The current pipeline does perform a lot better than the old one when running on EXA (the new, default accaleration architecture of Xorg), however the old pipeline running on XAA (almost no accaleration, pixmaps always in sysram) its faster than everything else.
Of course XAA won't count soon, some distributions have already switched to EXA by default for many drivers (Ubuntu, Fedora9), however it looks a bit odd to have an old unaccalerated pipeline which is faster than the new accalerated one ;)
I already have some ideas howto speed up Fills in general (for strokes its not that easy unfortunately), I am quite interested how it will work out. Furthermore it would also solve the problem with extra-alpha.
For fills the approach could be like this:
- Have a mask-pixmap with a fixed size (e.g. 512x512), A8 format
- Render geometry to this pixmap using XRenderFillRectangles, which is itself hw-accalerated and *really* fast
- (apply extra alpha to the mask image if nescessary)

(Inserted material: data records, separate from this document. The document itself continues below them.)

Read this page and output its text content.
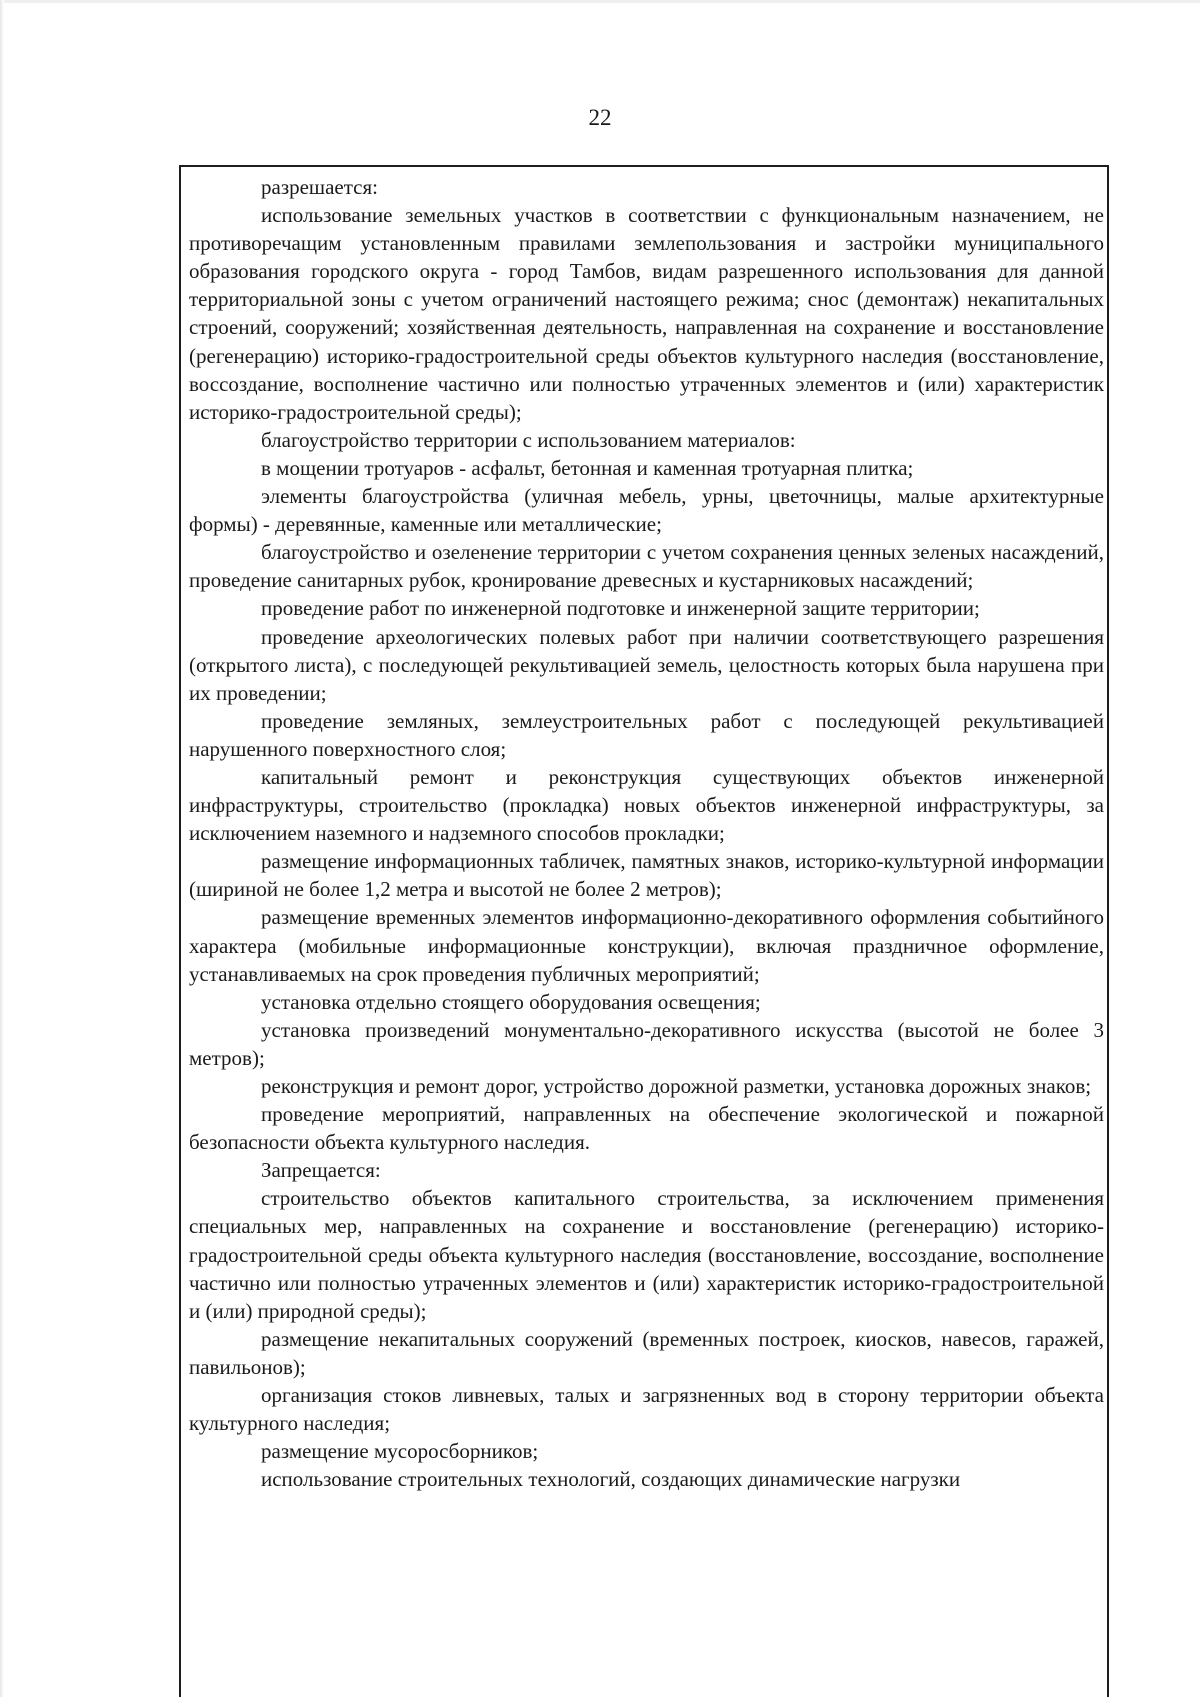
22

разрешается:

использование земельных участков в соответствии с функциональным назначением, не противоречащим установленным правилами землепользования и застройки муниципального образования городского округа - город Тамбов, видам разрешенного использования для данной территориальной зоны с учетом ограничений настоящего режима; снос (демонтаж) некапитальных строений, сооружений; хозяйственная деятельность, направленная на сохранение и восстановление (регенерацию) историко-градостроительной среды объектов культурного наследия (восстановление, воссоздание, восполнение частично или полностью утраченных элементов и (или) характеристик историко-градостроительной среды);

благоустройство территории с использованием материалов:

в мощении тротуаров - асфальт, бетонная и каменная тротуарная плитка;

элементы благоустройства (уличная мебель, урны, цветочницы, малые архитектурные формы) - деревянные, каменные или металлические;

благоустройство и озеленение территории с учетом сохранения ценных зеленых насаждений, проведение санитарных рубок, кронирование древесных и кустарниковых насаждений;

проведение работ по инженерной подготовке и инженерной защите территории;

проведение археологических полевых работ при наличии соответствующего разрешения (открытого листа), с последующей рекультивацией земель, целостность которых была нарушена при их проведении;

проведение земляных, землеустроительных работ с последующей рекультивацией нарушенного поверхностного слоя;

капитальный ремонт и реконструкция существующих объектов инженерной инфраструктуры, строительство (прокладка) новых объектов инженерной инфраструктуры, за исключением наземного и надземного способов прокладки;

размещение информационных табличек, памятных знаков, историко-культурной информации (шириной не более 1,2 метра и высотой не более 2 метров);

размещение временных элементов информационно-декоративного оформления событийного характера (мобильные информационные конструкции), включая праздничное оформление, устанавливаемых на срок проведения публичных мероприятий;

установка отдельно стоящего оборудования освещения;

установка произведений монументально-декоративного искусства (высотой не более 3 метров);

реконструкция и ремонт дорог, устройство дорожной разметки, установка дорожных знаков;

проведение мероприятий, направленных на обеспечение экологической и пожарной безопасности объекта культурного наследия.

Запрещается:

строительство объектов капитального строительства, за исключением применения специальных мер, направленных на сохранение и восстановление (регенерацию) историко-градостроительной среды объекта культурного наследия (восстановление, воссоздание, восполнение частично или полностью утраченных элементов и (или) характеристик историко-градостроительной и (или) природной среды);

размещение некапитальных сооружений (временных построек, киосков, навесов, гаражей, павильонов);

организация стоков ливневых, талых и загрязненных вод в сторону территории объекта культурного наследия;

размещение мусоросборников;

использование строительных технологий, создающих динамические нагрузки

- Composite with the specified Texture- or GradientPaint. (For colors we can directly paint to the surface).
This approach would introduce some tiling (if the shape is larger than the fixed-size mask pixmap), however has quite some benefits:
- The mask is explizit, so we have control over its content (helpful for extra alpha)
- Using always the same mask removes the need for allocating implizit masks every time (but I guess xorg does optimize this anyway)
- Rendering rectangles is really fast, and EXA supports this operation done in HW. Trapezoids are currently rendered in software and then sent down to VRAM.
For MaskFills I will experiement with uploading the image to X itself, it seems the lock/getrasinfo/unlock functions introcude quite some overhead (C->JNI->Java calls, locking and an XSync)
Furthermore ~30% of cpu cycles when doing maskfills are spent in malloc although I don't malloc anything.
I hope I get sysprof working to see where all the cycles are wasted.